Le déni accroissait l'outrage . La barbarie s'engrenait dans la barbarie. Le dégoût horrifié motivait l'escalade. L'innocence ,l'espérance,l'assurance, l'experience,l'identité, venaient se briser dans cette lutte traumatisante qui n'avait pas de nom.
Il est plus aisé de consigner la guerre en général que la guerre d’un seul soldat…
…Duel singulier et fatal où se mêlèrent le courage passionné d’un homme et la raison d’Etat, la conviction obstinée d’un accusé et la rancune d’un chef, la droiture d’un jeune officier et le machiavélisme d’un meneur politique, la pureté d’un conjuré et l’intransigeance d’une personne couronnée par son passé. Deux caractères d’exception, l’un idéaliste et l’autre réaliste se toisent avec la même rigueur (et une non moindre vigueur) d’un bord à l’autre d’un évènement tragique, dans une tourmente qui semble ne pouvoir trouver qu’une fin sanglante et partielle… »

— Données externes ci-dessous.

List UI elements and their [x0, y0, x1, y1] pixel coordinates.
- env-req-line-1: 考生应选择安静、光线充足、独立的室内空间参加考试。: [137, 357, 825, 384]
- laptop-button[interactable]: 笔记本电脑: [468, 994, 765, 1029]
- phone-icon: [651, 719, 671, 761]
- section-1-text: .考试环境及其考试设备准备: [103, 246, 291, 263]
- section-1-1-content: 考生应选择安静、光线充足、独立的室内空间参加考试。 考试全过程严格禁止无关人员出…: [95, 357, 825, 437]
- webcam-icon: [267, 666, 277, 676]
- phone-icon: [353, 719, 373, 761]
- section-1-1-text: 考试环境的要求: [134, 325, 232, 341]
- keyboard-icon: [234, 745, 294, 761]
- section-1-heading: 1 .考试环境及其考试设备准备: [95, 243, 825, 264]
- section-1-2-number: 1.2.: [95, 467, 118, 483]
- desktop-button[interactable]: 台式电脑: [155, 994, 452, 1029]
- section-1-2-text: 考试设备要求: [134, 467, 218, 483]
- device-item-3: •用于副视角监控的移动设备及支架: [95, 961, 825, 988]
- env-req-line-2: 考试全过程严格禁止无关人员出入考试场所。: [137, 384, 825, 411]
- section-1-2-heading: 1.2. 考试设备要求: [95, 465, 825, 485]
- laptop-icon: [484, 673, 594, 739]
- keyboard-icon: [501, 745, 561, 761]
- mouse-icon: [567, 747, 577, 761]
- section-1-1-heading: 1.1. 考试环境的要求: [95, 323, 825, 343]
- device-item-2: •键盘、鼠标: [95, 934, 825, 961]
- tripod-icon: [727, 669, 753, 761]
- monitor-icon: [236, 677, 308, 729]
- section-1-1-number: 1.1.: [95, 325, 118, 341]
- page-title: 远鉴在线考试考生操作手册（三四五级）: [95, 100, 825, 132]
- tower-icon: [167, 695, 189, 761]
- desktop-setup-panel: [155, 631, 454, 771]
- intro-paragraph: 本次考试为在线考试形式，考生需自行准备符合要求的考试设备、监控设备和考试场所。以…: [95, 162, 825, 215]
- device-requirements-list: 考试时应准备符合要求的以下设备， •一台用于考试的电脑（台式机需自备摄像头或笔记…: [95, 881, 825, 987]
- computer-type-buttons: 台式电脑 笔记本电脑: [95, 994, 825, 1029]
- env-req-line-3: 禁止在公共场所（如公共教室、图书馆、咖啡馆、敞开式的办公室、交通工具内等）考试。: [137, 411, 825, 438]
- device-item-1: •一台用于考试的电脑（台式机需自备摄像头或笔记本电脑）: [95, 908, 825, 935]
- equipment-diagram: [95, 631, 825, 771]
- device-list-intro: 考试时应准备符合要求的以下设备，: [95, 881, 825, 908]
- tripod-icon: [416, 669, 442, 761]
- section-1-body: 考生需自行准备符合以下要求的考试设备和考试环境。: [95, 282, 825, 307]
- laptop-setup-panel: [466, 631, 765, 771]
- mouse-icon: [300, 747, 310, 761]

Le Vieux Pays avait étendu ses principes spirituels vers la Terre du Sud. C'était une bénédiction.
Car tu n’étais pas le seul à désirer la mort politique du chef. Certains voulaient même sa mort tout court (pas toi, si tu pouvais l’épargner). La haine battait comme un cœur blessé dans le pays disloqué. Les derniers sursauts des partisans de l’Empire, autant que les actions terroristes simulées par les services secrets pour discréditer cette cause et la rendre impopulaire, désunissaient le pays.
...tu n'avais jamais pensé aux indigènes a qui aucune vie n'était donnée.
Par les diableries d'un souverain outragé, par sa machination judiciaire (qu'une narration partisane a refoulée aux bords du récit qu'elle en donne, renvoyant la victime dans l'espace nébuleux d'une improbable folie), un homme est mort qui faisait honneur à son pays. La salve a claqué dans l'air mouillé de l'aube. Le peloton s'est retiré pour toujours. Le silence d'une honte entoure ce sacrifice. C'est de cet épisode qu'il convient de faire la chronique, sans laquelle le temps pourrait le disputer à la mémoire.
Est-ce que l’on tue un homme dès lors qu’il existe une raison de ne pas le faire ?
Il fallait à tout prix justifier ta mort : on fit comme si on te l’accordait. Jean de Grandberger le comprenait bien ainsi : Paul Donadieu était un martyr volontaire à qui laisser la vie serait prendre l’honneur. Pauvre garçon ! On ne va pas lui faire une chose pareille, tuons-le au plus vite, c’est ce qu’il veut ! D’ailleurs le Vieux Pays adore les martyrs, il lui en faut de temps en temps, celui-là fera très bien l’affaire. Ces contorsions abstraites se disaient, s’écrivaient, se répétaient de ministère en ministère, dans le halo de gloire qui émanait du général. Ces raisonnements faussement subtils cachaient dans le nid de tes valeurs, qu’on avait perverties, l’œuf de vengeance que couvait Jean de Grandberger. L’œuf qui réclamait ton silence éternel.
Il y avait une vertu à désobéir si c’était pour l’honneur de son pays.
La politique désormais remplaçait l’héroïsme et la grandeur. Grandberger ne siégeait plus aux responsabilités suprêmes. Il s’était retiré des affaires et des luttes, furieux et empressé de se soustraire à leur médiocrité. Il avait quitté précipitamment la baraque. A ses alliés, il conseillait d’en faire de même. Il disait : L’essentiel en politique est de se retirer à temps. Il avait toujours appliqué ce principe. Claquer la porte quand il n’y avait plus rien à faire, voilà quel était son tempérament. Vous n’entendez rien ? Vous ne voulez rien savoir ? Eh bien, débrouillez-vous sans moi, je m’en vais ! Et je vous salue bien ! Ce fut un plaisir de vous connaître ! Les formules polies devenaient chez lui des missiles.